Local authority teams and grounds care contractors are spending more on larger and higher-quality machinery despite ongoing pressure on their budgets.
Ransomes Jacobsen said its UK sales were up 15 per cent on last year, with increases especially marked in the municipal sector, an overall market that had been shrinking for the past three years to a third of its former size.
Sales director Rupert Price said: "We are finding that many of our customers are buying more expensive kit and looking after it better to make it last. Contractors are buying quality instead of kit built to a price."

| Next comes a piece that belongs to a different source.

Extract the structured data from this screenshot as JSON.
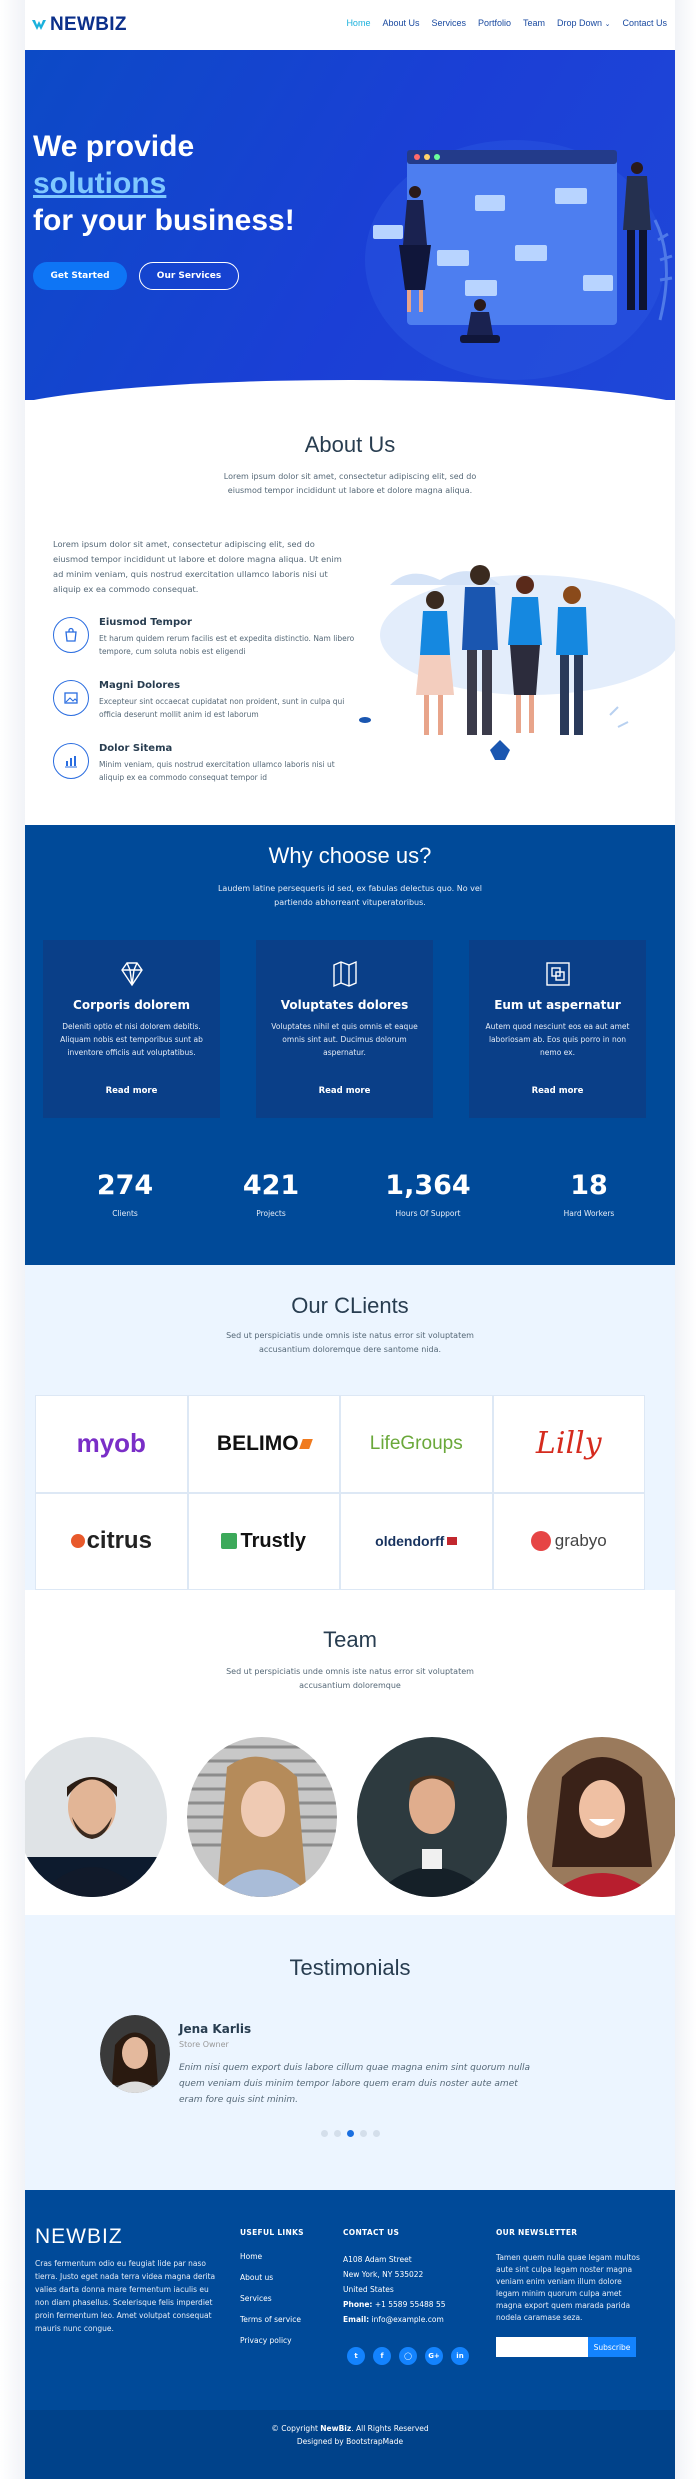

Big sellers included the Ransomes HR300 out-front rotary mower with three cutting decks, which is more pricy than rival kit, he added. Ransomes Meteor ride-on triple flail mower is another high-end machine but saves cutting time.
Price said: "Maintenance teams appreciate they can get a high-quality cylinder-type finish but in 30 per cent less time. When you're making savings across all areas, this is a boon. This kit isn't for everyone but it is more flexible."
The company is investing in new products, distribution and more sales staff because "you can't shrink when you want to grow". A recent new launch, the Cushman utility vehicle, is for rugged terrain but also road use.
"We will focus more this year on environmental aspects. Contractors do not want to fire up diesel engines all of the time, especially when working in urban areas, so we are investigating electric-powered vehicles."
Parks consultant Sid Sullivan said: "I'm not surprised to hear sales of big equipment and equipment generally are rising. Many authorities and contractors have been nursing old kit beyond its effective use date.
"Also, many councils and contractors are responding to cuts and bigger-scale contracts by buying larger, more productive equipment on an invest-to-save principle."
But he added: "Bigger is not always best. Most parks are small to medium-sized and larger kit does not necessarily fit the land or make a good job on small-scale parks. It can also interfere with public use and generate considerable noise as well as create greater pollution."